There is a silver lining (ish) in all of this. As I hear from leaders in the retail and manufacturing space, I can see some businesses are thriving in this environment. Some even view inflation as an opportunity to increase their revenues and profits! I aggregated a few of my learnings from discussions with retailers:

Focus on value

Retailers have an opportunity to sell through house-brand or value-priced goods, especially as consumers are looking for wallet-friendly products. These goods typically have a higher margin than other goods, and by keeping volume up, signals to the manufacturers of these house goods that they should and need to keep prices stable on their goods.
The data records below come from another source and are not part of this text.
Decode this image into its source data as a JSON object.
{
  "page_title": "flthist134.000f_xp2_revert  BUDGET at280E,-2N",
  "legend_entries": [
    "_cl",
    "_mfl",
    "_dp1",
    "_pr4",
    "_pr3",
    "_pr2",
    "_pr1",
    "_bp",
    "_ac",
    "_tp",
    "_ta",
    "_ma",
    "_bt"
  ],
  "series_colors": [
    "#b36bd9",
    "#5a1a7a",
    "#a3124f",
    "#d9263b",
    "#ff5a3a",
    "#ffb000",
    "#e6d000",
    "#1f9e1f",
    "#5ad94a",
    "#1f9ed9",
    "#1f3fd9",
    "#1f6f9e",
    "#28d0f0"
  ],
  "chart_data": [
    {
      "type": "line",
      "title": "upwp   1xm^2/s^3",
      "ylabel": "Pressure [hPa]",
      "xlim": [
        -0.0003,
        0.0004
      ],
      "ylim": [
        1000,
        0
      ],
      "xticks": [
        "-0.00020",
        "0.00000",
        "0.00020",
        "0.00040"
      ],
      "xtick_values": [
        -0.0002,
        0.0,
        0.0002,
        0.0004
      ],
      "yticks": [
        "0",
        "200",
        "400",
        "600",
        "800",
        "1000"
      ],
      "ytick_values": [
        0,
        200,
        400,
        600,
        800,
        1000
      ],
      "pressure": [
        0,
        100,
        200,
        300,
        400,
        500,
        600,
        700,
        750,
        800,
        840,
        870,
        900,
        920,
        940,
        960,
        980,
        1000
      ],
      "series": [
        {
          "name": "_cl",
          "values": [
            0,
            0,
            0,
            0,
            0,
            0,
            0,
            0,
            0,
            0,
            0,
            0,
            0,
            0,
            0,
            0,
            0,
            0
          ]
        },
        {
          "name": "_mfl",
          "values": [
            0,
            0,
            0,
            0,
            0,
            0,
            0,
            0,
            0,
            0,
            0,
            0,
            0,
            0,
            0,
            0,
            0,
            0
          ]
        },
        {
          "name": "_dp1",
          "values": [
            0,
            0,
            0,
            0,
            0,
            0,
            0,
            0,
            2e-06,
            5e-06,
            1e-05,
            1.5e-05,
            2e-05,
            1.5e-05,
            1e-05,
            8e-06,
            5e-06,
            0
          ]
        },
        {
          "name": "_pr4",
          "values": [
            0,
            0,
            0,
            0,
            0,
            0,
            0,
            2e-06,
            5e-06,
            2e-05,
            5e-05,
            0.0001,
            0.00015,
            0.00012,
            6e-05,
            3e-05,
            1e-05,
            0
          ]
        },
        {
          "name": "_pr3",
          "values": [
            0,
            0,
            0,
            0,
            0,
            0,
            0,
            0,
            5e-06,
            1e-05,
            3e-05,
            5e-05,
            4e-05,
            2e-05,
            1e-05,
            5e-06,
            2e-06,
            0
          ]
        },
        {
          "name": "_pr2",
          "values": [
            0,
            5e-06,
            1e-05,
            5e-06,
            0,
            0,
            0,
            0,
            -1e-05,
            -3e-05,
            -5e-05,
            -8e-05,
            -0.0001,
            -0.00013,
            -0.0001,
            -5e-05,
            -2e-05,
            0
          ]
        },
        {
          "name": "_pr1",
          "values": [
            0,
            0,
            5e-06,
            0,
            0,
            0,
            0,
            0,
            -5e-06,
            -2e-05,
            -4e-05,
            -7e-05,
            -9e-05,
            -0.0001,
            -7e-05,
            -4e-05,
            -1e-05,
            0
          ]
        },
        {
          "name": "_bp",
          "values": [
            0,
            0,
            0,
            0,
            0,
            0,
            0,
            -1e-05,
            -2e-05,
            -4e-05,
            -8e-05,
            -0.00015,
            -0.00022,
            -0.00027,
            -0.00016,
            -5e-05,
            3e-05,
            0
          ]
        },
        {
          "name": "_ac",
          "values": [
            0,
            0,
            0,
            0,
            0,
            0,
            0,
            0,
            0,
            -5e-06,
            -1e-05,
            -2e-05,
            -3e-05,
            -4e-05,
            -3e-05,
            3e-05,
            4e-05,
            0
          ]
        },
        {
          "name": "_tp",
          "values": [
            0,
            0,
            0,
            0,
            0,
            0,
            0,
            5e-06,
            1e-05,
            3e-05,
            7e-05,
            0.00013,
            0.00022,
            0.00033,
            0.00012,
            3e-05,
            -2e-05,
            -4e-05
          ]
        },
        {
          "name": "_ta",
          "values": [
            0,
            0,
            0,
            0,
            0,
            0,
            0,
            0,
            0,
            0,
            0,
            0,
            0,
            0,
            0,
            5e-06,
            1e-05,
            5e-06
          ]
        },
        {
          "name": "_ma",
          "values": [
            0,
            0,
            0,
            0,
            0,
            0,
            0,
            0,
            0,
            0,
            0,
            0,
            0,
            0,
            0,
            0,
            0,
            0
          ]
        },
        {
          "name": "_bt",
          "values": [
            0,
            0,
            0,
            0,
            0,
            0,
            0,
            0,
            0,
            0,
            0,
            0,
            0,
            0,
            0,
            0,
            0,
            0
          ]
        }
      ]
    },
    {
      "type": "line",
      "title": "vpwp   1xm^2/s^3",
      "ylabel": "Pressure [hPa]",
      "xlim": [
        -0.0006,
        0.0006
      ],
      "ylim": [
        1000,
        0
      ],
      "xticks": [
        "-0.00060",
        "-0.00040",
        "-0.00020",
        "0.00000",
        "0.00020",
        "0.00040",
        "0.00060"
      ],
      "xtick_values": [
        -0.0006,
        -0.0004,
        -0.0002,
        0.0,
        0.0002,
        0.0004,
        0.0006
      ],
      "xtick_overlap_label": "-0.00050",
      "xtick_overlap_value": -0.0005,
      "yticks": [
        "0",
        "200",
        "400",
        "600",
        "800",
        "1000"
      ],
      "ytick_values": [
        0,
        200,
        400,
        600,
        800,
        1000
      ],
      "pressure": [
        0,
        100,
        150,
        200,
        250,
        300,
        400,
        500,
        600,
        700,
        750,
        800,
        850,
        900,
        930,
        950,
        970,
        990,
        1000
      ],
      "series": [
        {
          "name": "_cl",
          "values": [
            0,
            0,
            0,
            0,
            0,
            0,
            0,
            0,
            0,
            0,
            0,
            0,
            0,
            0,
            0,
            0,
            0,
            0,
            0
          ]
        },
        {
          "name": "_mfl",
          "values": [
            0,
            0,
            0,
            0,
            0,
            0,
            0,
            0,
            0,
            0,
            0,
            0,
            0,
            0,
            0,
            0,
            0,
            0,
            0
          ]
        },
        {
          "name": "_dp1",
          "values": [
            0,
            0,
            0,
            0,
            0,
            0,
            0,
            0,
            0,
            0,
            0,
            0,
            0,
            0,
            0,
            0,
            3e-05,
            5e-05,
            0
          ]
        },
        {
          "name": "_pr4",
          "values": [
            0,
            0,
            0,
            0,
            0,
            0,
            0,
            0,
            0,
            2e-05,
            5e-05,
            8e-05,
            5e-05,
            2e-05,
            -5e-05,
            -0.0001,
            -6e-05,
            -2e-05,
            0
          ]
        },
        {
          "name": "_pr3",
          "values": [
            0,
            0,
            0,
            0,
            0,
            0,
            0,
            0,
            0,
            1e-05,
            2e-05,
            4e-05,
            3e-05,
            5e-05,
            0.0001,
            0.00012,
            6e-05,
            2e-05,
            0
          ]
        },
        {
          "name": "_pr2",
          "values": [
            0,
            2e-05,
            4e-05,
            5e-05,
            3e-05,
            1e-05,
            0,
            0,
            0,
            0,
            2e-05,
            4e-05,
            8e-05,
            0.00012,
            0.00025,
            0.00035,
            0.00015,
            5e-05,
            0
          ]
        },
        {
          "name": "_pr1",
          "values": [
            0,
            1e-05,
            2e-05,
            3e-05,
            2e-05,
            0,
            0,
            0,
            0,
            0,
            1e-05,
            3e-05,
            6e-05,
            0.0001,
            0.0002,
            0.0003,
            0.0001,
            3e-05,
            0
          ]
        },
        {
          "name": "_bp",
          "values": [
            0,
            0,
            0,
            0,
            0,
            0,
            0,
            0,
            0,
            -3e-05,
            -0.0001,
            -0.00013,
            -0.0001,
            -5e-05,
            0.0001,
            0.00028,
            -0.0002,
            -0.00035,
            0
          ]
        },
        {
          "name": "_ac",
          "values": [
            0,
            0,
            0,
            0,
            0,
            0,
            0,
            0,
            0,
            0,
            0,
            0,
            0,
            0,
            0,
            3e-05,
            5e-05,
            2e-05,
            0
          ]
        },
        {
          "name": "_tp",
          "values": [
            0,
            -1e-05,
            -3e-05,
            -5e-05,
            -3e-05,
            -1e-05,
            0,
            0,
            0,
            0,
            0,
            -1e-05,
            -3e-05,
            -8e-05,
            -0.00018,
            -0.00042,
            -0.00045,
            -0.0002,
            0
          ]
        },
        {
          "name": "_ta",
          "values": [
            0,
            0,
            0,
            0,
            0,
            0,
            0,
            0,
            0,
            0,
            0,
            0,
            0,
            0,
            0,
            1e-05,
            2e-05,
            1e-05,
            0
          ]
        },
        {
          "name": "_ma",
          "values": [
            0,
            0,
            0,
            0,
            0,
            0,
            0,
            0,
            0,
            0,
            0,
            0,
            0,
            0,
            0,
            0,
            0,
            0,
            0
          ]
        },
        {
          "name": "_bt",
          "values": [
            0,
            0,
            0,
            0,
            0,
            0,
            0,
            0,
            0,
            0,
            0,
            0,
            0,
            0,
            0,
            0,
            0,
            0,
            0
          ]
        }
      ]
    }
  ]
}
There is also a complementary activity to introduce more evergreen house-brand and/or value goods into a retailer’s offerings.

One additional consideration is for retailers to optimize their goods that are less impacted by inflation. These are items that a retailer can offer at prices that bring in new customers.

Buy in bulk

Retailers have an opportunity to buy non-perishables in bulk to offset price increases on those goods in the future. In fact, they may even pick up an increased margin on those goods if they sell them at a higher price to reflect consumer expectations and demand. Additionally, retailers can negotiate with vendors to ensure that their contracts include some sort of inflationary gap over the course of some commitment term; this could apply to perishable and non-perishable goods.

No-shock price increases

Retailers can avoid sticker shock, or even losing customers to other outlets, by slowly increasing their prices over time and across their offerings rather than raising prices significantly on a few items. Consumers tend to use the retail price on a few goods as an indication of how affordable, or not, a retailer is; this is where an understanding of the price sensitivity of your customers (by market) will be imperative.

Vendor relationship focus

In this chaotic time, it is essential that retailers analyze their vendor relationships: optimize terms, negotiate bulk discounts, rate and improve vendor outcomes, and ensure they are in lockstep with their vendors. Working together with transparency is essential for retailers looking to weather inflation.

Don’t stop marketing

While retailers may be tempted to reduce their advertising and marketing budgets; marketing is a means for them to attract new customers and highlight value. While some other retailers may start to advertise less, savvy retailers can advertise more, gain a greater share of voice, and do so at a lower cost. There are multiple studies that support retailers advertising in a downturn for better outcomes during and after a slump.

The current environment is certainly not one that a retailer would welcome with open arms, but with the right strategies and a little bit of creativity, it is not impossible to navigate.